İNTERNET VE GÖRGÜ KURALLARI
Elektronik posta yoluyla karşı tarafa göndereceğiniz metinlerde, daima nezaketli ve efendi bir üslup içinde olmalısınız. Kişilerin kişilik haklarına yönelik olumsuz sözlere, hakaretlere yer vermemeye dikkat etmelisiniz. İnternet, eğer akılcı kullanılmazsa sizin için çok ciddi bir vakit kaybına dönüşebilir. Mümkün olabildiği kadar interneti sohbet, şakalaşmak gibi amaçlarla değil de bilgi alışverişi, haberleşme, araştırma, kültür artırımı gibi amaçlarla kullanırsanız daha çok faydasını görürsünüz. Büyük harflerle yazmak, internet dilinde "Bağırma" anlamına geldiği için, böyle bir niyetiniz olmasa bile, bundan kaçının.
ZİYARET ADÂBI
Misafire ikramda bulunacağınız zaman bunu içinizden gelerek yapmalısınız. Asla bir külfet olduğunu düşünmemelisiniz. Ziyaret edeceğiniz kişiyi önceden haberdar etmeniz bir nezaket ve incelik kuralıdır. Telefon açarak karşı tarafa bunu bildirebilir ve aldığınız cevaba göre programınızı yapabilirsiniz. Sabahın erken saatleri, gece geç saatler, tatil günleri gibi zamanlar ziyaret için tercih edilmemelidir. Özellikle uyku, yemek ve iş zamanlarını ziyaret saati olarak seçmemelisiniz.

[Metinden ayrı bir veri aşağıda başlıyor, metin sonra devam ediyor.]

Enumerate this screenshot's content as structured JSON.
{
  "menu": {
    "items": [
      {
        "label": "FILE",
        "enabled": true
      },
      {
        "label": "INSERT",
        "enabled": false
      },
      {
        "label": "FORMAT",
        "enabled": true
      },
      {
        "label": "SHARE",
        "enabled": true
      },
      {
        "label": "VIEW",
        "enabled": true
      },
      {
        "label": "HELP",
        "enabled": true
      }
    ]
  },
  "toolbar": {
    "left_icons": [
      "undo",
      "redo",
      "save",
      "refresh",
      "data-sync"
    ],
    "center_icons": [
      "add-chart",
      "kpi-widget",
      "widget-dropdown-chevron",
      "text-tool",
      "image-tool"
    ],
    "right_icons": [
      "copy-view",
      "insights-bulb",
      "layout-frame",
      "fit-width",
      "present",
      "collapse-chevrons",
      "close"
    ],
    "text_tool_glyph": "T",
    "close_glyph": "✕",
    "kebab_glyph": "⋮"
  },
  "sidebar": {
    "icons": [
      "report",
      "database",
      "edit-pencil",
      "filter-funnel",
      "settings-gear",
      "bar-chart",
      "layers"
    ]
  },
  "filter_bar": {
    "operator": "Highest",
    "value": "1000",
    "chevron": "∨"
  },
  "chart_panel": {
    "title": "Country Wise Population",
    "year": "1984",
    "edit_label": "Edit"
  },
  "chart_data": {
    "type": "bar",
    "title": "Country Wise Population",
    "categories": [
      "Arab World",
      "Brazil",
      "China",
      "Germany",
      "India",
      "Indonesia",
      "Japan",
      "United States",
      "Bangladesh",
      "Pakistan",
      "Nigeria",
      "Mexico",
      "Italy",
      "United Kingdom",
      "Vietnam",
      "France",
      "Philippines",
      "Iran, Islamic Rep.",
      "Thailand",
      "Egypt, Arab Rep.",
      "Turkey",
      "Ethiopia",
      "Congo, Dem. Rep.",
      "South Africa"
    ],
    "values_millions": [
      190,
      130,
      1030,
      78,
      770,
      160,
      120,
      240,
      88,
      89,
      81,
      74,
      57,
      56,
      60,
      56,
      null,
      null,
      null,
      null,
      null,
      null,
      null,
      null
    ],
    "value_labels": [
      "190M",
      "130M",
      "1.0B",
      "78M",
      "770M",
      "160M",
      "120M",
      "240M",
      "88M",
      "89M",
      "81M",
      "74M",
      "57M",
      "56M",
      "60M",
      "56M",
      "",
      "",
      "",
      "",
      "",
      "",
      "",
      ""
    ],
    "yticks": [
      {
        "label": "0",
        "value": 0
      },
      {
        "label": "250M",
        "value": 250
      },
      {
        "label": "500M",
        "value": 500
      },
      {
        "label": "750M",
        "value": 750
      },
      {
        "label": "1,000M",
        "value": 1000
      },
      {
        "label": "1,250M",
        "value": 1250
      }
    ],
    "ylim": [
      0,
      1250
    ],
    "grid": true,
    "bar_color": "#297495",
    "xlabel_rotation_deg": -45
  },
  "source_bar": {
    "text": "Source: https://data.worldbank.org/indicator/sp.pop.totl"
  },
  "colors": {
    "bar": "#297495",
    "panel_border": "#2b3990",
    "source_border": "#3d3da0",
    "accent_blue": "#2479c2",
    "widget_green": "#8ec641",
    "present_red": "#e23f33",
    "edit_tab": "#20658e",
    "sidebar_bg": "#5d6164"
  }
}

TAŞITLARDA DİKKAT EDİLMESİ GEREKENLER
Taşıtlara binerken ve inerken önceliği daima yaşlı, özürlü ve çocuklara verin. Önceliğiniz daima yardıma ihtiyacı olan kişiler olsun. Birçok ortamda olduğu gibi umumi araçlarda da yüksek ve rahatsız edecek sesle konuşmamaya, şakalaşmamaya ve çevrenizdeki kişileri rahatsız etmemeye özen göstermelisiniz. Çevrenizle ilgilenmeden, sakin ve ciddi bir tavır içinde olmanız, en doğru olanıdır.
KÜTÜPHANEDE
Kütüphanedeyken yiyecek, içecek ile uğraşmak, yanındaki kişi ile sohbet etmek, çok fazla hareket etmek gibi tavırlardan kaçınmalısınız. Birisiyle veya kütüphane görevlisiyle konuşmanız gerektiğinde de seslenmek yerine yanına giderek sessizce konuşmalısınız. Çevrenizdekilerin ve diğer çalışanların dikkatini dağıtacak her türlü hareketten kaçınmalısınız.
ALIŞVERİŞTE
Alışveriş yapılan yere girerken, öncelikle çıkan müşterilere yol vermelisiniz. Mağazanın kapısını, camını tutarak değil, tutma yerini kullanarak açmalısınız. Yağmurlu günlerde eğer yanınızda şemsiye taşıyorsanız, şemsiyenizi girişte uygun bir yere bırakmalısınız. Mağazanın koyduğu genel kurallara veya belli bir sıra düzeni varsa buna uymalısınız.
ASANSÖRDE
Asansörde diğer kişiler ile sohbet etmek, dostluk kurmaya çalışmak basit hareketlerdir. Ciddi ve ağırbaşlı bir şekilde çıkılacak kata kadar bekleyip eğer gerekiyorsa diğer kişileri selamlayarak inmek daha uygun bir tavır olabilir. Asansör ile ilgili dikkat gösterilmesi gereken önemli detaylardan birisi de asansörden indikten sonra kapısını kapatıp asansörün geri gitmesinin sağlanmasıdır. Asansörleri amacına uygun kullanmaya dikkat etmeli, gereğinden fazla yük taşıtarak bozulmasına sebep olmamalısınız.
SOKAKTA
Sokakta bir şeyler yiyerek, içerek yürümek son derece basit hareketlerdir. Bu tip tavırlarda bulunmamaya titizlik gösterebilirsiniz. Aceleniz olduğu anlarda sokakta kimseye çarpmamaya dikkat edin. Yollara kesinlikle yiyeceklerin paket kâğıtlarını, içecek kutularını ve bunlar gibi çöp olabilecek şeyleri atmayın, mutlaka bir çöp kutusu bulup ona atın. Yağışlı havalarda birikmiş suların yanından geçerken dikkatli olmalı ve kimsenin üzerine su sıçratmamalısınız. Yağışlı havalarda doğal olarak şemsiye kullanmanız gerekir. Ancak açarken çevrenizde bulunan kimseye zarar vermemeye dikkat etmelisiniz
KONFERANSTA
Öncelikle konferans, seminer gibi yerlere gideceğiniz zaman not kâğıdı, kalem gibi dinlerken ihtiyacınız olacak malzemeleri de yanınızda götürmelisiniz. Konferansın programında dinleyicilere eğer soru sorma hakkı veriliyorsa soru sorun. Soru sorarken karşı tarafı zor durumda bırakan, nezaketten uzak söz ve üsluptan kaçınmalısınız.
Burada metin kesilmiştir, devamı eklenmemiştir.